Contributions to Machine Learning with Abstention and Surrogate Modeling with Complex Outputs
Zhang, Xinlei (Virginia Tech, 2026-06-16)
Machine learning and statistical modeling have become integral components of modern scientific and engineering analysis, providing powerful tools to model and understand complex phenomena. However, real-world applications frequently present unique challenges, such as data imbalance, fairness constraints, and high-dimensional structured outputs. This dissertation presents novel statistical methodologies to address these challenges, with a focus on classification problems under data imbalance and fairness constraints, efficient emulation of computer experiments with tensor-valued outputs, and simulation-based experimental design and analysis.

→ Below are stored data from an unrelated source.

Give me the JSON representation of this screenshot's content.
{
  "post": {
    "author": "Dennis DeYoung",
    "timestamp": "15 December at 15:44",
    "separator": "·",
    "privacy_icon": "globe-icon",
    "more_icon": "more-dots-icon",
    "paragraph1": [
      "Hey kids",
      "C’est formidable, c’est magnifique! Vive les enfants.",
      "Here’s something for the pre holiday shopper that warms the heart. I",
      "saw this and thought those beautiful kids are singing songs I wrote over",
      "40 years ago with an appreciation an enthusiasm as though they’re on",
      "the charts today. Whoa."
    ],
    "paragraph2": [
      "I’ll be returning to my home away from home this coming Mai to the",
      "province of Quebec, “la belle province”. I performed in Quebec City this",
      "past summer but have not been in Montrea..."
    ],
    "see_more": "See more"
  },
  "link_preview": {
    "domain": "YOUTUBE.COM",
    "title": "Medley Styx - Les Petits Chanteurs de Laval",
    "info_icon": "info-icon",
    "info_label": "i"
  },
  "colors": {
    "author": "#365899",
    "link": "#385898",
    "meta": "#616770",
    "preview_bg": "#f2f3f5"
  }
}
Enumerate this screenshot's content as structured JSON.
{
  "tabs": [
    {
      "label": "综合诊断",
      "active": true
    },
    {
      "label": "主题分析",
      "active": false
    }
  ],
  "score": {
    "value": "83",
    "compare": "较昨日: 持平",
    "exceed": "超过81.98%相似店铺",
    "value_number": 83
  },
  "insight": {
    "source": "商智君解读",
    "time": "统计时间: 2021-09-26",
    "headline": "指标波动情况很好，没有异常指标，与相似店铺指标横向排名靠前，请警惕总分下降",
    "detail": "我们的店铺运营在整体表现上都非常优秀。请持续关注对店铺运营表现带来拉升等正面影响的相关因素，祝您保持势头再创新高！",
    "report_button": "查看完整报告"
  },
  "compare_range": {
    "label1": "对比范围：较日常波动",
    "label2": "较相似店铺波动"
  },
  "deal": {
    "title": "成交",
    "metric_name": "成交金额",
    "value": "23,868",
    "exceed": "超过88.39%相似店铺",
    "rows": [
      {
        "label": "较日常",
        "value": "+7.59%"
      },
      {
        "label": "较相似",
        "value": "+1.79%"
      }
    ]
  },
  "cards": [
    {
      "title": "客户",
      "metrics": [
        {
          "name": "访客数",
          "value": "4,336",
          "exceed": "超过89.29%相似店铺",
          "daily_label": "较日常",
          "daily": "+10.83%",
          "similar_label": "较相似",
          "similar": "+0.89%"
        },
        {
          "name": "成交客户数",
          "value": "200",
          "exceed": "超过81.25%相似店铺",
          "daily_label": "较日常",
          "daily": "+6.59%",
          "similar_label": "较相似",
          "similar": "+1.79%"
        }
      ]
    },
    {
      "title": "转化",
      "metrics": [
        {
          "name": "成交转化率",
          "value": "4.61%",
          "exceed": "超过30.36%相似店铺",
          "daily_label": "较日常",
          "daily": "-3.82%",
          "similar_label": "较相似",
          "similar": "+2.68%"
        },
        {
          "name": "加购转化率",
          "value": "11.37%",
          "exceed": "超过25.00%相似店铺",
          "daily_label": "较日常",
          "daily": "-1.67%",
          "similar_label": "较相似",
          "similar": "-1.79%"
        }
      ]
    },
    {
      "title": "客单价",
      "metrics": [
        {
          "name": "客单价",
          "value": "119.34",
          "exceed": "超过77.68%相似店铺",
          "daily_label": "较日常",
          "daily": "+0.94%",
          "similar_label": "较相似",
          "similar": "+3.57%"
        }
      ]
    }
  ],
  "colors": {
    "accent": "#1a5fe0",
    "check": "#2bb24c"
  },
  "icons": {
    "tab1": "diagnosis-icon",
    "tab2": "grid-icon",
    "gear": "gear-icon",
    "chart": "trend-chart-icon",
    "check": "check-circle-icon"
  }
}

Chapter 1 presents the motivation and research objectives. Chapter 2 develops methods for logistic classification with a rejection option, addressing challenges of data imbalance and fairness constraints with respect to sensitive attributes. The proposed approach generalizes existing methods by incorporating convex surrogate loss functions and fairness-aware optimization. Performance is evaluated through comprehensive simulation studies and real-world datasets, including a case study on Methicillin-resistant Staphylococcus aureus (MRSA) prediction using imbalanced electronic health record (EHR) data. Chapter 3 introduces a so-called Deco-GPT method, a Gaussian process-based emulator for computer experiments with tensor-valued outputs. The method applies tensor unfolding and higher-order singular value decomposition (HOSVD) to improve scalability and predictive accuracy. An extension for handling missing output values is incorporated via matrix completion. Performance is evaluated through simulations and case studies, demonstrating strong performance across diverse settings. Chapter 4 introduces a simulation framework using CARLA to generate structured datasets, including safety-critical driving events and a route completion dataset with mixed inputs. We consider deep Gaussian process models for analyzing such data with mixed inputs. More specifically, we handle qualitative factors via indicator-based representation and learned embeddings, and compare against standard Gaussian process and latent variable Gaussian process models. Chapter 5 summarizes the main contributions of this research and discusses potential directions for future work.